Media fascination with the hateful white Trump voter fuels the theory, now in fashion, that bigotry is the only explanation for supporting him. Certainly, financial struggle does not predict a soft spot for Trump, as cash-strapped people of color – who face the threat of his racism and xenophobia, and who resoundingly reject him, by all available measures – can attest. However, one imagines that elite white liberals who maintain an air of ethical grandness this election season would have a harder time thinking globally about trade and immigration if it were their factory job that was lost and their community that was decimated.
Affluent analysts who oppose Trump, though, have a way of taking a systemic view when examining social woes but viewing their place on the political continuum as a triumph of individual character. Most of them presumably inherited their political bent, just like most of those in “red” America did. If you were handed liberalism, give yourself no pats on the back for your vote against Trump.

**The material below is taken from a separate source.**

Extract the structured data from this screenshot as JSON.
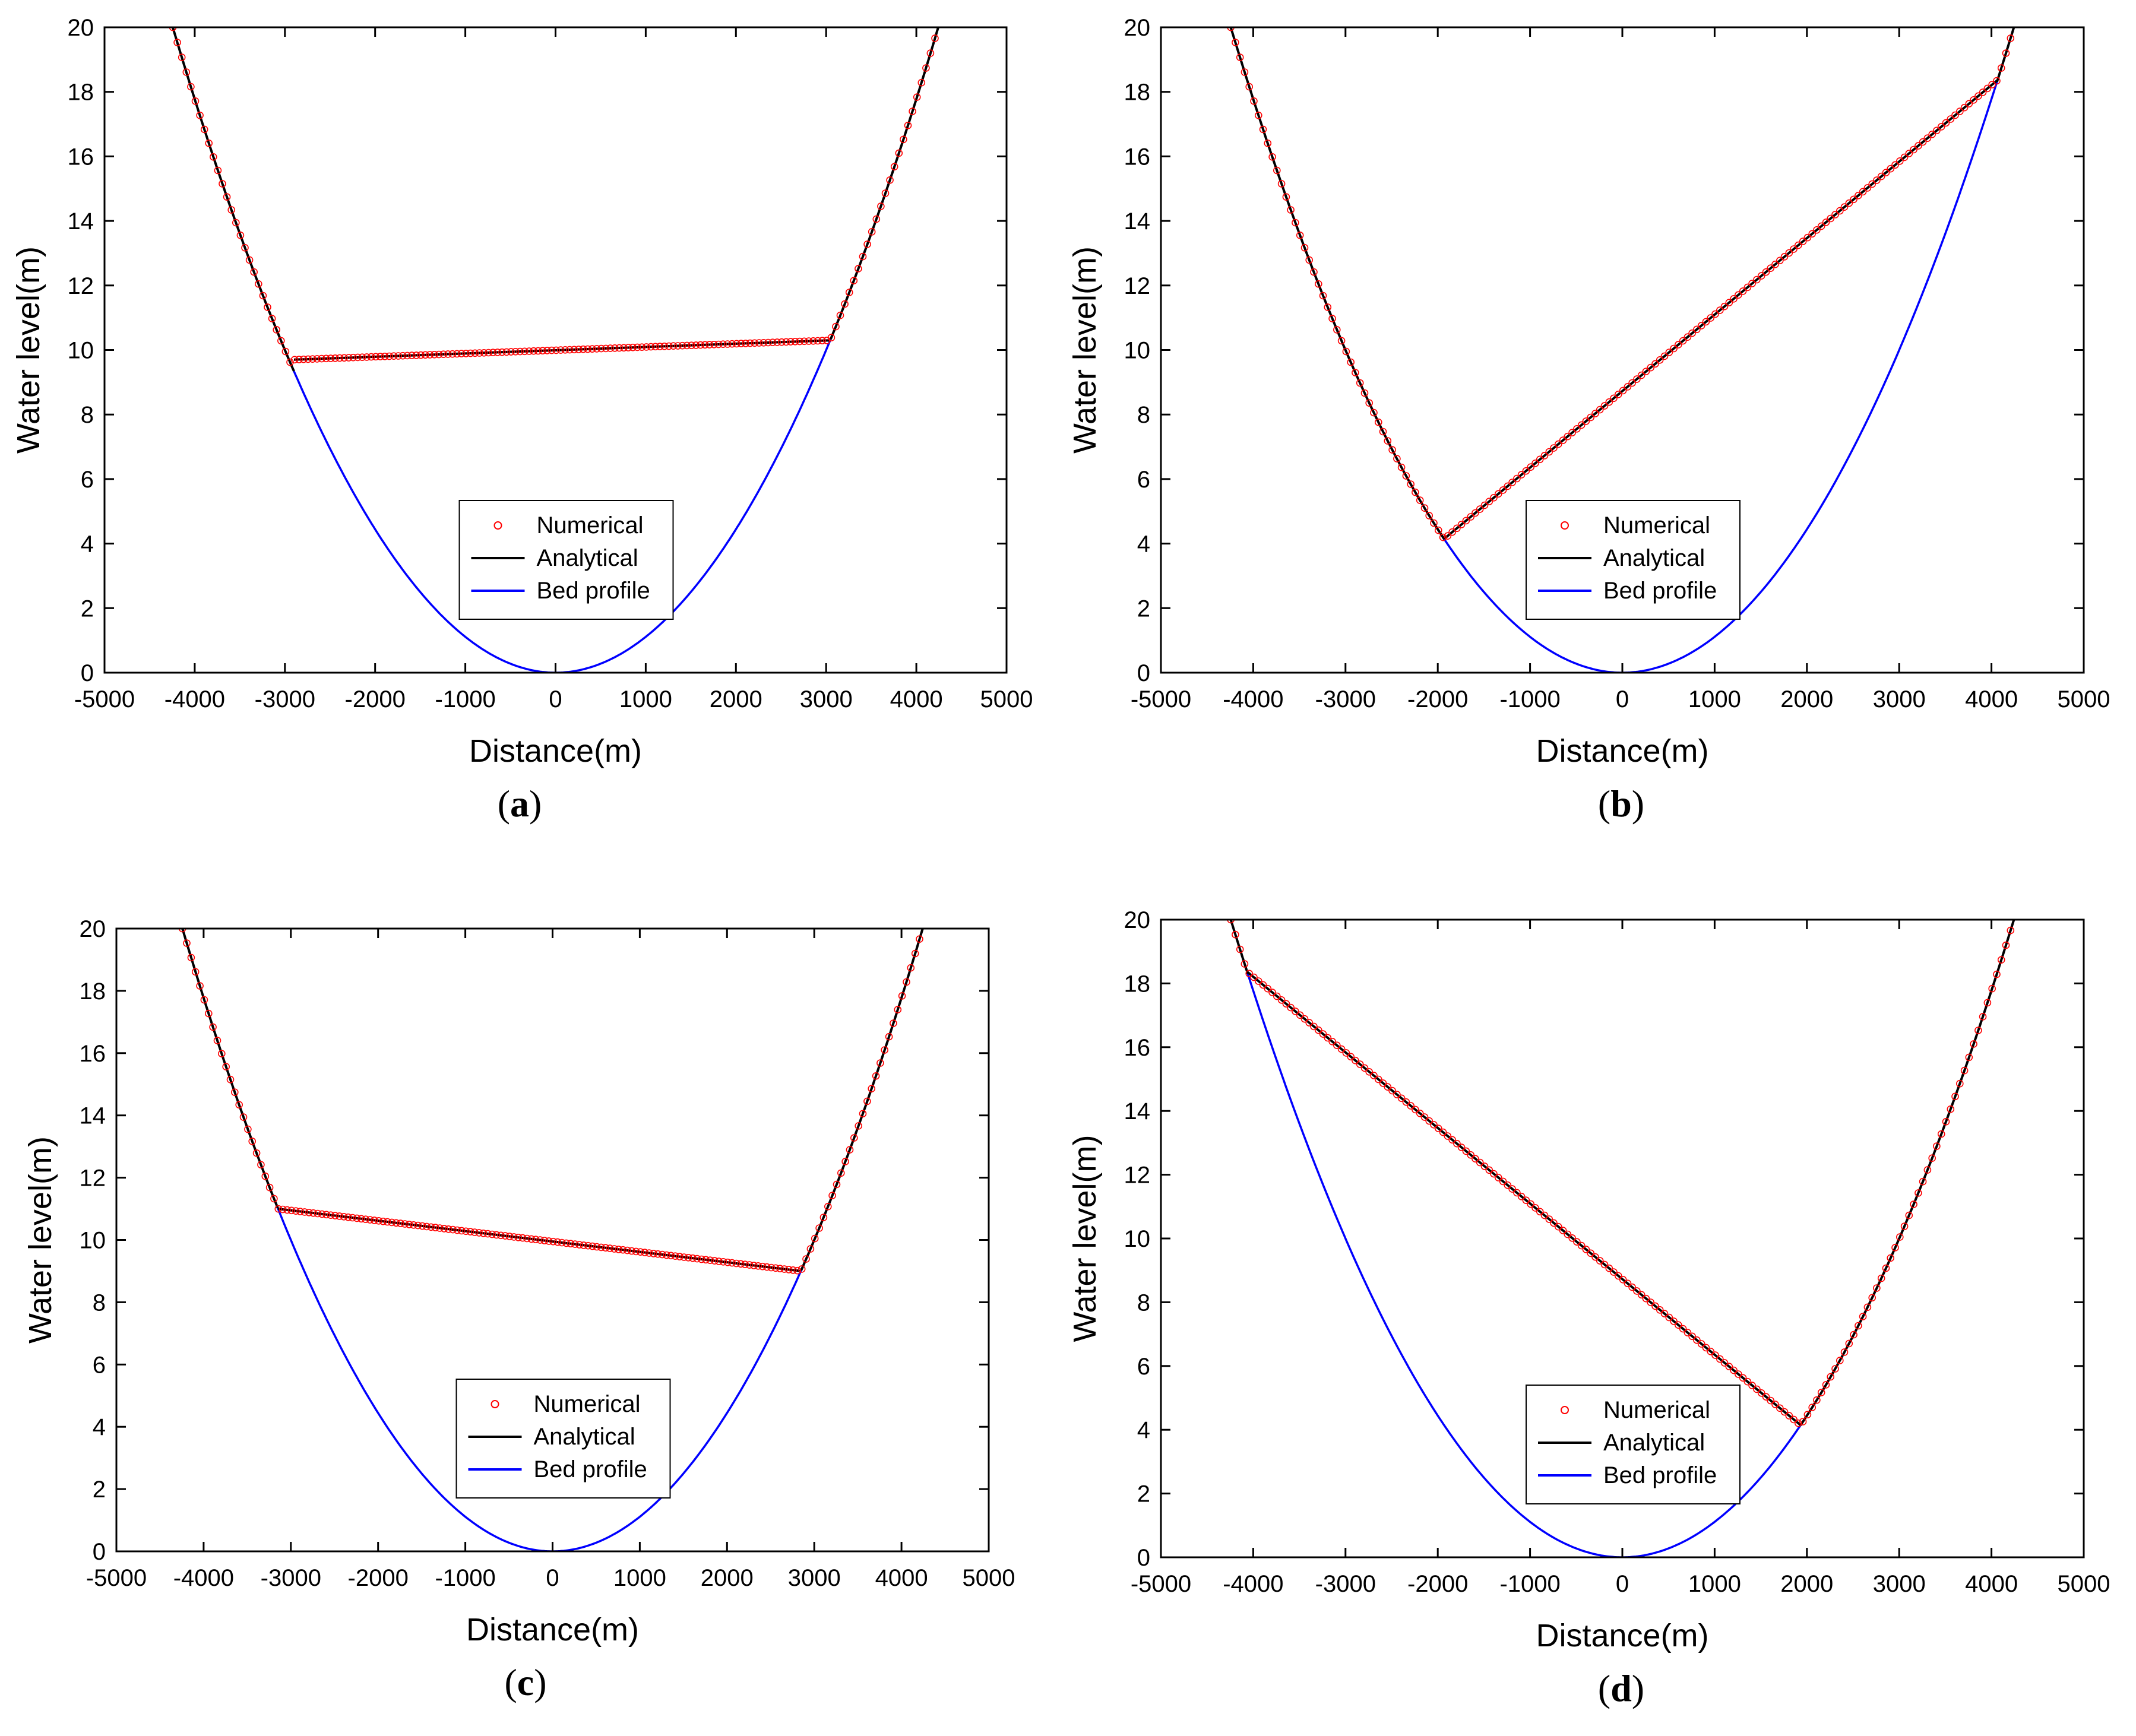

Spare, too, the condescending argument that disaffected Democrats who joined Republican ranks in recent decades are “voting against their own best interests,” undemocratic in its implication that a large swath of America isn’t mentally fit to cast a ballot.
Whoever remains on Trump’s side as stories concerning his treatment of women, racism and other dangers continue to unfurl gets no pass from me for any reason. They are capable of voting, and they own their decisions. Let’s be aware of our class biases, though, as we discern who “they” are.